The ugly, horned specter of a general sales tax for Montana recently haunted a meeting of the Havre Area Chamber of Commerce. According to a Havre Daily News report ("Tourism raises voice for support at Chamber," April 25, page 1), one of our Republican legislators from a Havre House of Representatives district made an impassioned plea for such a regressive tax. No one is documented as speaking up against it, although — if recognized and given a chance to speak — Sen. Greg Jergeson, who was present at the meeting, has stated forcefully that he is opposed to such a tax.

Sales taxes are regressive taxes because adding several percentage points to the cost of all items sold in a sales tax obviously and automatically reduces the total number of actual individual sales of all items made in that state, especially large items like refrigerators and cars, where a sales tax can amount to hundreds of dollars per sale. This reduction in total sales of items across a state is never taken into account by those in the state who celebrate the amount of income for the state resulting from a sales tax. Thus, sales tax income is always less than the advocates celebrate up front that it will be.

As a result, the initial percentage collected on each sale by the tax — as calculated and advertised by its advocates — can only be reached by regular increases in the percentage of tax collected on each and every sale made in the state. This has been the pattern across every state where sales tax has spread its morally objectionable stain.

For the effect of sales tax already in Montana, look at the impact of the so-called tourist sales tax that Montana already extracts from motel rooms rented in the state. In Butte, where the recent recession has struck hard, nearly every locally owned, privately operated motel is boarded up. Only chain motels remain in business with their often very over-priced rooms.

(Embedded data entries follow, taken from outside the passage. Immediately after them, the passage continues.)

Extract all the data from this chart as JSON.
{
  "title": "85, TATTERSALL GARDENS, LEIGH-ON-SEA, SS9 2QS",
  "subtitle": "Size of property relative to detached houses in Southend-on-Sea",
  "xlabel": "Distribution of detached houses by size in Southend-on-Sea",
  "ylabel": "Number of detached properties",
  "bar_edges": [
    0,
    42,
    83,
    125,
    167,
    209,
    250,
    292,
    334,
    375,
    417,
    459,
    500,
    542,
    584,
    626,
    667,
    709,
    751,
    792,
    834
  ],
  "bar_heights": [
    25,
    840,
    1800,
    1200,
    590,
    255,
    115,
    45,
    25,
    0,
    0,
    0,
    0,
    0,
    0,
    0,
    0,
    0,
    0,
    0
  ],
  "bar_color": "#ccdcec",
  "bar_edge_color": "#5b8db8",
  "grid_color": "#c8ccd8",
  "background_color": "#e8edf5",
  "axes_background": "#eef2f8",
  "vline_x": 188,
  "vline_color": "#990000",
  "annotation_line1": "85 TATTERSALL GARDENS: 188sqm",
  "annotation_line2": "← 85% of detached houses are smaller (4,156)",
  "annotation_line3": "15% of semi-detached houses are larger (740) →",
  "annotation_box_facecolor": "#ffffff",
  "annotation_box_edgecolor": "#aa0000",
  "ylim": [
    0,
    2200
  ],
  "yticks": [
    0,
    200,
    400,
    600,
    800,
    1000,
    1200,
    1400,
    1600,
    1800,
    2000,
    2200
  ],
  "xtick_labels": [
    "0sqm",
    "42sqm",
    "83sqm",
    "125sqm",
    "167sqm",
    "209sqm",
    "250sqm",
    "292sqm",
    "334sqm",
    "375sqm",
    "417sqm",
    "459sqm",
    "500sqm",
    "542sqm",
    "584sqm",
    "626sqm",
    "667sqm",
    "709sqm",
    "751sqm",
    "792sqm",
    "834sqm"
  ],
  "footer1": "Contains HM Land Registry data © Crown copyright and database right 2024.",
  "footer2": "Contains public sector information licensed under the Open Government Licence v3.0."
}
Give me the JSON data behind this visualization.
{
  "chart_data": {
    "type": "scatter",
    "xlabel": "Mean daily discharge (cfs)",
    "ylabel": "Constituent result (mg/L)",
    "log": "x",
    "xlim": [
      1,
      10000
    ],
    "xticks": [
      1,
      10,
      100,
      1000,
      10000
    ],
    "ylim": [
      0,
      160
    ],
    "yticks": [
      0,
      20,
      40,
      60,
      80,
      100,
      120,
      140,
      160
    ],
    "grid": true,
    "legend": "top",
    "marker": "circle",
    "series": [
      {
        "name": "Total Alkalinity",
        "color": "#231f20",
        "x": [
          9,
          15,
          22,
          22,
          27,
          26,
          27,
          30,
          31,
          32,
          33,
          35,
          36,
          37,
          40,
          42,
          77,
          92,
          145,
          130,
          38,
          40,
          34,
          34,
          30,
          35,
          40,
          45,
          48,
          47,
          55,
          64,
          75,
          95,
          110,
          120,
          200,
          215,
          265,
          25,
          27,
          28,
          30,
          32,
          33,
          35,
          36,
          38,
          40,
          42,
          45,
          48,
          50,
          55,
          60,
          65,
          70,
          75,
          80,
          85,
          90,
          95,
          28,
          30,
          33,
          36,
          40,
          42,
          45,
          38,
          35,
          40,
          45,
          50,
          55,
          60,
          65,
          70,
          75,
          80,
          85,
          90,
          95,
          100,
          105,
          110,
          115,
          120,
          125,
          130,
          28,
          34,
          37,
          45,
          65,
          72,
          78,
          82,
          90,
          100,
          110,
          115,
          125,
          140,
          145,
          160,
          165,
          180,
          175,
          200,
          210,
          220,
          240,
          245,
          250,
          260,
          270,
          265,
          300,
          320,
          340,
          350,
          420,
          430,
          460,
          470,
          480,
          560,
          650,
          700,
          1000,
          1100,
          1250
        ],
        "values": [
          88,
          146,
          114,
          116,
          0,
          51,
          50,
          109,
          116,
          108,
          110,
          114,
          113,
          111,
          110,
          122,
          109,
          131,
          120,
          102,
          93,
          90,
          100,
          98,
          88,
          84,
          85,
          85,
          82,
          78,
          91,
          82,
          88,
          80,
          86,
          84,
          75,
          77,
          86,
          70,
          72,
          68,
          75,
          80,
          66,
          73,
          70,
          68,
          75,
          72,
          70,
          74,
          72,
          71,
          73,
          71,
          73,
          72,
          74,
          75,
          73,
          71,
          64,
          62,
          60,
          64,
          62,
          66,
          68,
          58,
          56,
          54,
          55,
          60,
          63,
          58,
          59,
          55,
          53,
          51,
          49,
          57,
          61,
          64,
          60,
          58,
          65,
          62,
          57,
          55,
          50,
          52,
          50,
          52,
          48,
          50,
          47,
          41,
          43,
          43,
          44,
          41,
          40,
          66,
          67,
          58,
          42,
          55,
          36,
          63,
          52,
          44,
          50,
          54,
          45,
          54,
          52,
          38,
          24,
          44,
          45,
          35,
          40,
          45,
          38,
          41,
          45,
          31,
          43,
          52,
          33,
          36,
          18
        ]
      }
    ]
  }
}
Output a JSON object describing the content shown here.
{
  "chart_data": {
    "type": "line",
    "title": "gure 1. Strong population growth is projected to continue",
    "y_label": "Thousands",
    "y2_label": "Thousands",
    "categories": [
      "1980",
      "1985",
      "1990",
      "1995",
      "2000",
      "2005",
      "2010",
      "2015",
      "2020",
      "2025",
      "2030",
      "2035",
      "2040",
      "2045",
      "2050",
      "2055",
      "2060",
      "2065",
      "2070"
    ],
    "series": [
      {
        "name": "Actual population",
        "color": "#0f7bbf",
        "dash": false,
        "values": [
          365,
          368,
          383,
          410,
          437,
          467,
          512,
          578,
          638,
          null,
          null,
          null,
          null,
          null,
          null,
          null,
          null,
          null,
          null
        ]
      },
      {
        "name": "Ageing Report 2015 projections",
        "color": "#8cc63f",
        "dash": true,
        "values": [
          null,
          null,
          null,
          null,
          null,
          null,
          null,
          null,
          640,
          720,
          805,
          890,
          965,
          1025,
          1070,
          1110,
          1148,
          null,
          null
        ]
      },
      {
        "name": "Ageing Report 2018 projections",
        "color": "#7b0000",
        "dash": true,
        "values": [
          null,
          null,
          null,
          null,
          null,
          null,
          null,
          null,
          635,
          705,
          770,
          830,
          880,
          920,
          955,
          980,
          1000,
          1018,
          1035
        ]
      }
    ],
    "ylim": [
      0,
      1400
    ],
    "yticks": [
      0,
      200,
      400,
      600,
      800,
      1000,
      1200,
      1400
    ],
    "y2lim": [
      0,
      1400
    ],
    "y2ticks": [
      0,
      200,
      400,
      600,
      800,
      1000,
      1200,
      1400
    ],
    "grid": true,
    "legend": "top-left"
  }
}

Then, there is the additional cost to every business in the sate of collecting the tax itself from every customer and keeping a complete and detailed record of every cent collected so the state tax-collectors can be sure to get their hidden cut of the profits of the sale. The cost of collecting sales tax across a state exceeds that of every other kind of taxes a state may collect.

Finally, there is always the claim when right wing collectivists are arguing for sales tax and other taxes, such as income taxes and property taxes which may be present in such states, will be reduced by the income from sales tax collections. However, in the six states I've lived where sales tax is a fact, these reductions in other taxes seldom actually occur. And even when they do, the reduction disappears almost immediately afterward. Somehow, state governments always find additional ways to eat up the supposedly increased tax income from a sales tax; and other taxes — along with the sales tax itself, of course — in general go up... not down.